Wednesday, December 14, 2011

The Queen of the East and her feral Cats

Let us remember the elegant and intrepid Lady Hester Stanhope, granddaughter of Pitt the Elder and “Queen of the East.”

    “In the end, with her pension cut off, and overcome by debt, she became increasingly reclusive.  Her servants left, stripping the house as they went, and in 1839 she walled herself up alone in her decaying mansion [in the Syrian hills] where her decomposing remains were found a month later surrounded by feral cats.” Times Literary Supplement, 7/15/05.

The cats are essential to the account, as Lady Hester would undoubtedly have understood.  Otherwise, it’s just an elderly recluse dying alone.  The feral cats make all the difference.

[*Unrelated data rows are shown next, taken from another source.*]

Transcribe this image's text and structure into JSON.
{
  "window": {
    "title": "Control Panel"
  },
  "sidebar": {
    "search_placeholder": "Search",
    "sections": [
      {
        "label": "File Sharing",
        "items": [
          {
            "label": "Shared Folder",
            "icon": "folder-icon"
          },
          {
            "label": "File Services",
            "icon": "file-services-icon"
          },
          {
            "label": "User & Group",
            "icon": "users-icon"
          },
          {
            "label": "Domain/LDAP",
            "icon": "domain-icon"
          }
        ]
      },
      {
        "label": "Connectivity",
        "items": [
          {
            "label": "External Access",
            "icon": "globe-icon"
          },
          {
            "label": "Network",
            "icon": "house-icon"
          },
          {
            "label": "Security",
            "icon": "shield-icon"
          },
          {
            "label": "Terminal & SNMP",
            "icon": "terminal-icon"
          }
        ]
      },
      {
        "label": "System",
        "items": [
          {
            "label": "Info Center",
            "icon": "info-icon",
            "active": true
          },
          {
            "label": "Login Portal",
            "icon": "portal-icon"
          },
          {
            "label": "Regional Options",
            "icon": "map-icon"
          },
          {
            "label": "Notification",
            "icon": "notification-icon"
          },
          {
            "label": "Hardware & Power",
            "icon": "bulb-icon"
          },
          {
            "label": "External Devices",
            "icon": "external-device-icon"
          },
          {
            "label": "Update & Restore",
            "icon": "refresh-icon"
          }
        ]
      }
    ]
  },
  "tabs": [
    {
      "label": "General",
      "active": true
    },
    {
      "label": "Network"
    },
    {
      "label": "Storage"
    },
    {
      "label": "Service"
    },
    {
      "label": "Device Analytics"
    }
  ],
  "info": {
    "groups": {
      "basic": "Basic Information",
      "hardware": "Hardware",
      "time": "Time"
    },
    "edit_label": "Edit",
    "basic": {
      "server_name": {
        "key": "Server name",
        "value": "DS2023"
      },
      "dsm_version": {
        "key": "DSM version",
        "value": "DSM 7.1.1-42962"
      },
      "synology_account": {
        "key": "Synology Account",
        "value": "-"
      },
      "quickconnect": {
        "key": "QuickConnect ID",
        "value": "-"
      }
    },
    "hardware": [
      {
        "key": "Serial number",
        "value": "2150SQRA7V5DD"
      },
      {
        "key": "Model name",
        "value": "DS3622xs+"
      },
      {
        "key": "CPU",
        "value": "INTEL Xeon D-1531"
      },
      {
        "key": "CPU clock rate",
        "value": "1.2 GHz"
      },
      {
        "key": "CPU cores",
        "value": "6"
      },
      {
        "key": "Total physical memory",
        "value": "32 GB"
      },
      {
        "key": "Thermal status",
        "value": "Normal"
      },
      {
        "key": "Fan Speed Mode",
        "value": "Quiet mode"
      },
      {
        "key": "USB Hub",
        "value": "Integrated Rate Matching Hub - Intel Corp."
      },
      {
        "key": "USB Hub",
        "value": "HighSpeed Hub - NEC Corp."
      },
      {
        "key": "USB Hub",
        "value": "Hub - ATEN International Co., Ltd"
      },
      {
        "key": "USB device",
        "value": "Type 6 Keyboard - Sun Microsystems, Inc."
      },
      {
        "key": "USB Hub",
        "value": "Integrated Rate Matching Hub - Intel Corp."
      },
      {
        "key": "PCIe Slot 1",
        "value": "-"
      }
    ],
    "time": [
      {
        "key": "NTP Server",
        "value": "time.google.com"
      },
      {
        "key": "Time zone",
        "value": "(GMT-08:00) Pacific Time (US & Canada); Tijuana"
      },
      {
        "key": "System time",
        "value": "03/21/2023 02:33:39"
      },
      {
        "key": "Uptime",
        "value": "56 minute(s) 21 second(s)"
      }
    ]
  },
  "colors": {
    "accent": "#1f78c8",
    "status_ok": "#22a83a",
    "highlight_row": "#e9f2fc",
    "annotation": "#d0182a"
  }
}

It’s a shame that stories can’t be entirely atmosphere and exotica: a remote, decaying mansion in the Syrian hills, liveried servants and villainous cats (or vice-versa).  No plots or characters, only shadows and empty corridors and dust floating in the sunlight of an empty room, a closed door without a handle, leatherbound books stacked in a corner, the creak of a floor board, an overgrown garden, a feral cat watching from atop a wall  . . ..  Put me in a world like that and I am content and have no need for character or plot, though I suppose it might be more appropriate to poetry than to prose.